MI5 Director General Ken McCallum has spoken about his top priorities and the current threat landscape in his first public address since taking up the role in April. He was formerly the Deputy Director General.
An MI5 officer with almost 25 years of experience across the full spectrum of the organization’s national security and intelligence work, McCallum’s first ten years concentrated on Northern Ireland-related terrorism, with his work contributing to the peace process remaining a career highlight. Senior operational roles in countering Islamist extremist terrorism followed, and a period leading on cybersecurity, where he expanded MI5 engagement with the private sector. In 2012, he took charge of all counterterrorism investigations and risk management in the run-up to, and during, the London Olympics.
McCallum said in his address on October 14 that MI5’s counterterrorism activities will be focused on three main missions: Northern Ireland, Islamic extremism, and right wing extremism. While the Northern Ireland threat is currently not as severe as it once was, McCallum cautioned that a few rejectionist terrorist groups, without meaningful community backing, persist. “Our aim is ambitious: of course to get ahead of life-threatening plots – but then to go further, grinding away at the ability of those organizations to mount such plots in the first place. Working in close partnership with the police, we are making important progress, including in bringing terrorist leaders to justice.”
The threat from Islamic extremism remains the greatest threat to the U.K. “It is still the case that tens of thousands of individuals are committed to this ideology – and we must continually scan for the smaller numbers within that large group who at any given moment might be mobilising towards attacks,” McCallum said. “Having someone “on our radar” is not the same as having them under detailed real-time scrutiny. Difficult judgements of prioritization and risk must be made. That task has become sharper in recent years, as more terrorists have gone for basic attack methods requiring little preparation, meaning there are fewer clues for us to detect in advance – and less time to find those clues.”
Right wing terrorism continues to increase in the U.K. as it does in many other countries. MI5 operate entirely the same system for right wing terrorism as it does on Islamist extremist terrorism, with cases pursued by the same professionals, operating to the same thresholds, prioritized on the basis of threat and risk rather than ideology. “This threat is not, today, on the same scale as Islamist extremist terrorism. But it is growing: of the 27 late-stage terrorist attack plots in Great Britain disrupted by MI5 and Counter Terrorism Policing since 2017, 8 have been right wing extremist,” said McCallum.
McCallum spoke of a public inquiry and reviews into the Manchester attack in 2017 and the wider counterterrorism system.
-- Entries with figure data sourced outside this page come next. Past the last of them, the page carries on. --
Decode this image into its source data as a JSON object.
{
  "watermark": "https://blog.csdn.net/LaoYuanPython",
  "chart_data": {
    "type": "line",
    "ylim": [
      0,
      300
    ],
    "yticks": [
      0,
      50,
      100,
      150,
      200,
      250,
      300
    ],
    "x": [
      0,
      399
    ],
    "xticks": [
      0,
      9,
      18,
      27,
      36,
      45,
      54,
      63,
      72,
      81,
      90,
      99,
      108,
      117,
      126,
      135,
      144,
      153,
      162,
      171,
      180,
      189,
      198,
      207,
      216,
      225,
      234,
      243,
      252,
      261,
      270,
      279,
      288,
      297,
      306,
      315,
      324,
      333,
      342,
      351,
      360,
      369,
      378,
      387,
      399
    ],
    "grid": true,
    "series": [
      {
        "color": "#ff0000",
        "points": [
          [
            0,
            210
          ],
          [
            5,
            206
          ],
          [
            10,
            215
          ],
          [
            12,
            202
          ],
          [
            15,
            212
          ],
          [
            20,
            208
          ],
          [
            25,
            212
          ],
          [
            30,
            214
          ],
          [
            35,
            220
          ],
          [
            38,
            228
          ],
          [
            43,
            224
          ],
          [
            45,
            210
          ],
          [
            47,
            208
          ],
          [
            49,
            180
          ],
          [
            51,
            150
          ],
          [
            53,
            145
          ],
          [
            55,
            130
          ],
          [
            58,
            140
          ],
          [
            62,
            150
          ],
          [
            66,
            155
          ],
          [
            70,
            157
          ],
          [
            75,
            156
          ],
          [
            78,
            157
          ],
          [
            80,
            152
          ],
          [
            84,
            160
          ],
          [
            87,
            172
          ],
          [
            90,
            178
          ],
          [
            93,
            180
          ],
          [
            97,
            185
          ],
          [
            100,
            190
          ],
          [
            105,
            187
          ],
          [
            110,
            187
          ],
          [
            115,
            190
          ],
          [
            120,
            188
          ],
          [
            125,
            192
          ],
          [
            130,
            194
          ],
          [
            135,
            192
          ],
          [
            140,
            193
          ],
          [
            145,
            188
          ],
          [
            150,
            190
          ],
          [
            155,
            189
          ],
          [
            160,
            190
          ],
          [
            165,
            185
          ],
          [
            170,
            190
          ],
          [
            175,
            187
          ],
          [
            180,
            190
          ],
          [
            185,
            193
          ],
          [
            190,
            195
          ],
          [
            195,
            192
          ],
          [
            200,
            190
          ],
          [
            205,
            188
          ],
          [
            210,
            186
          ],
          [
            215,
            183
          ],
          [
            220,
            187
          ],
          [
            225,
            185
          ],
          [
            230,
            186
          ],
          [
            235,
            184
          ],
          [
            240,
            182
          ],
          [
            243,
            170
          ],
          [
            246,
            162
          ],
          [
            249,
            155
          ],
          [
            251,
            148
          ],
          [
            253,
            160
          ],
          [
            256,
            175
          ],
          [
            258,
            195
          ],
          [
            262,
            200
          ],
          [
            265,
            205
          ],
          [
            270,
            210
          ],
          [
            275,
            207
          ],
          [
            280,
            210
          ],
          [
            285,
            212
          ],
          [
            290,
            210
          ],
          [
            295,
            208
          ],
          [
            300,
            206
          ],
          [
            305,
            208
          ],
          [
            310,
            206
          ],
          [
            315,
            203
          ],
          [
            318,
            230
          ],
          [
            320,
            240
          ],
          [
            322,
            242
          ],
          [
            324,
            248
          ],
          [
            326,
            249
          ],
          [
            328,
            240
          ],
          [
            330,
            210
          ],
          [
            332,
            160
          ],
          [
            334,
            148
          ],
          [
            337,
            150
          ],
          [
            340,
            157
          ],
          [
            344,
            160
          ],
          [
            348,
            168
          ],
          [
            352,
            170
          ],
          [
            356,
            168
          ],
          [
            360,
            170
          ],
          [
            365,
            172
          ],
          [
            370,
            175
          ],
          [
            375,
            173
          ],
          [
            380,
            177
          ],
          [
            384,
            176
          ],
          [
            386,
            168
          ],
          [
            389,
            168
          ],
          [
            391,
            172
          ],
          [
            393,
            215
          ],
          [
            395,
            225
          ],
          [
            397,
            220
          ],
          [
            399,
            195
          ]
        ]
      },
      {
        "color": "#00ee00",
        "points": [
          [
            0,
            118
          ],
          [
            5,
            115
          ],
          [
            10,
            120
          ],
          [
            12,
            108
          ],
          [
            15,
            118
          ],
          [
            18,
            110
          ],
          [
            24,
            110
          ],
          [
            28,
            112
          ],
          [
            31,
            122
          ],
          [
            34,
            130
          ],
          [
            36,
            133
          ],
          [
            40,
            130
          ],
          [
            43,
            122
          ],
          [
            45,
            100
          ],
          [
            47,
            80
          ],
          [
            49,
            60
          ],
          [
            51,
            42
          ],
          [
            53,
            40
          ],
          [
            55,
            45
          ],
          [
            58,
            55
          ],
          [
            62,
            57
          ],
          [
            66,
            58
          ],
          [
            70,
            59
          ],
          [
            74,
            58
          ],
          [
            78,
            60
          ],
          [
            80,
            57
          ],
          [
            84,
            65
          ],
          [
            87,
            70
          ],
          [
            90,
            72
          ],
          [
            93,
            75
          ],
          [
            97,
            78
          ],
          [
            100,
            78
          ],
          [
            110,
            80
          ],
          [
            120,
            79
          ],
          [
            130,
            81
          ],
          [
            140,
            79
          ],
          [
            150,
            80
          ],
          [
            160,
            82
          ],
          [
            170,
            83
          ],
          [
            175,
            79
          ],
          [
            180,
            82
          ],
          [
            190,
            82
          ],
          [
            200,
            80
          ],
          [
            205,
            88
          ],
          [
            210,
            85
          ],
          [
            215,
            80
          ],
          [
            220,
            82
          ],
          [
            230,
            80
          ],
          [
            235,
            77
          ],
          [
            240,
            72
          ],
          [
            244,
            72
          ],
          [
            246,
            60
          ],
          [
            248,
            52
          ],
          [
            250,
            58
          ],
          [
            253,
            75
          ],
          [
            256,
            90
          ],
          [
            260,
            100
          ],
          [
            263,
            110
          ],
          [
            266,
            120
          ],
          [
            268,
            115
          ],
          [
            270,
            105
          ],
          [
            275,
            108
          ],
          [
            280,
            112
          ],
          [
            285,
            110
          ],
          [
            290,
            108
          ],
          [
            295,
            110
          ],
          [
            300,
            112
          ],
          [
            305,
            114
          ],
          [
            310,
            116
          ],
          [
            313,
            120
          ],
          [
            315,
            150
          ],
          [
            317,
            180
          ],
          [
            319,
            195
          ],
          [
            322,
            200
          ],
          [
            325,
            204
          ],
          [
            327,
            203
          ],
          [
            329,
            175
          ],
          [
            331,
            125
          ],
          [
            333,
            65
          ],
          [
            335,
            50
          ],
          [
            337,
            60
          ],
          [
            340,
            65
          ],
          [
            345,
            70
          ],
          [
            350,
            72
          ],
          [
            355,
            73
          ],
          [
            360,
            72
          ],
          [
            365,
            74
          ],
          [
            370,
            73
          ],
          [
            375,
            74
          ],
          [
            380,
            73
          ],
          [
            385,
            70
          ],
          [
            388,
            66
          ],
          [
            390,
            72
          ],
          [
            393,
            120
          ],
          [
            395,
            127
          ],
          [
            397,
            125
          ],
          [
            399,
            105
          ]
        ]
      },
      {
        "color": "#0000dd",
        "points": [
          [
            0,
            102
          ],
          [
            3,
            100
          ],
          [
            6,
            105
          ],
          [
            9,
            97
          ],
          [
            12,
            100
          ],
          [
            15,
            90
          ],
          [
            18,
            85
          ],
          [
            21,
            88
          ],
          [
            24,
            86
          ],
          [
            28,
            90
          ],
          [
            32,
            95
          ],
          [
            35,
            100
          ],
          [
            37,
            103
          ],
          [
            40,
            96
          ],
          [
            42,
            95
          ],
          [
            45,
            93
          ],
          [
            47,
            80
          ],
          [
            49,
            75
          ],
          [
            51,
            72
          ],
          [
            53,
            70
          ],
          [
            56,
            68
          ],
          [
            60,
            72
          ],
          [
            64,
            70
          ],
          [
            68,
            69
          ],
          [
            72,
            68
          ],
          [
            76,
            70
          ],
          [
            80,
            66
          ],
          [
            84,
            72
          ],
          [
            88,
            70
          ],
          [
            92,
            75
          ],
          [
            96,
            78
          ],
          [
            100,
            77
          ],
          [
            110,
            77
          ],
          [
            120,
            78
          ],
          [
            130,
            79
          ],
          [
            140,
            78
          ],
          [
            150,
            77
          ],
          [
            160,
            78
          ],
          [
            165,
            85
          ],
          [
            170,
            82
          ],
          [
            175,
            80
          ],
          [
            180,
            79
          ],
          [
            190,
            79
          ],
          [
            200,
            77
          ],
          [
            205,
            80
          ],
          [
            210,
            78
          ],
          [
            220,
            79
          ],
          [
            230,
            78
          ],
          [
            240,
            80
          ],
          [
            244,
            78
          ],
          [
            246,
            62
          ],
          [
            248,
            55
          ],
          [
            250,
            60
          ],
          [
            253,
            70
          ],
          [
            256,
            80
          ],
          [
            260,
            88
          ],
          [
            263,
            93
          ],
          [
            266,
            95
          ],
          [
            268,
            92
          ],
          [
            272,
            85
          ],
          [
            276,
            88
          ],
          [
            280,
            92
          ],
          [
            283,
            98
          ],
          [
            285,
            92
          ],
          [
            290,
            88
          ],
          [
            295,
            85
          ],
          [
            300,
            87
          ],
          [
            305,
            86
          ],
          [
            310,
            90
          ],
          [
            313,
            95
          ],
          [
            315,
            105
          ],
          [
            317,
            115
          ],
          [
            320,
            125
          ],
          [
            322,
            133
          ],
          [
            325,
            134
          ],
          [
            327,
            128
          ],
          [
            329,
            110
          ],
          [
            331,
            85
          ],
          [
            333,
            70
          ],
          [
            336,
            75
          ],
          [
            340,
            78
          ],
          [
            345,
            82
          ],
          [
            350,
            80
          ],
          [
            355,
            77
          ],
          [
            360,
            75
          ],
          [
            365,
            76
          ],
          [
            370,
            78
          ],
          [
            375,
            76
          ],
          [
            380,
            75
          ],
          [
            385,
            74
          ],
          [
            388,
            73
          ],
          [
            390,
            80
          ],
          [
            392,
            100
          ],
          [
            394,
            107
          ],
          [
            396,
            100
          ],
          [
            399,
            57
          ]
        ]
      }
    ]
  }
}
He added that MI5 will bring “determined focus” to any additional recommendations which emerge from the Inquiry.
In addition to core counterterrorism efforts, MI5 also works to protect the U.K. from hostile activity by other nations. “It’s not just about spies and it’s not just about stealing state secrets. In 2020 we are defending against threats to people, up to and including assassinations as the Alexei Navalny poisoning reminds us; threats to our economy, our academic research, our infrastructure. And, much discussed, threats to our democracy,” McCallum said. “In the 2020s, one of the toughest challenges facing MI5 and indeed government is that the differing national security challenges presented by Russian, Chinese, Iranian and other actors are growing in severity and in complexity – while terrorist threats persist at scale.”
The Director General said work is also increasing on defending democracy against attempts by foreign intelligence services to influence U.K. political life. Such attempts include online disinformation, hack-and-leak, and attempted covert influencing of political figures. “There are delicate lines to tread here. Responsibility for regulating U.K. elections rightly lies elsewhere; in a liberal democracy none of us want MI5 to be the arbiters of political fairness. But neither do we want hidden foreign influence in our politics.”
On China, McCallum said “we need expansive teamwork – a broad conversation across government and crucially beyond, to reach wise judgements around how the U.K. interacts with China on both opportunities and risks.”
McCallum said the future of the U.K.’s national security will be forged in the bringing together of different expertise and perspectives “from within and from well beyond the traditional security domain”. And he added that technology, while often a tool for terrorism, can also tilt the odds in MI5’s favor.
In closing, he said threats are becoming more diverse and in some ways more difficult to spot. “We face a nasty mix – terrorism isn’t going away, and State-backed hostile activity is on the rise. But let’s not make these people ten feet tall. Through hard experience, the U.K. has a mature national security system; MI5 is a capable member within a genuine team. That team includes, every day, support from individual members of the public.”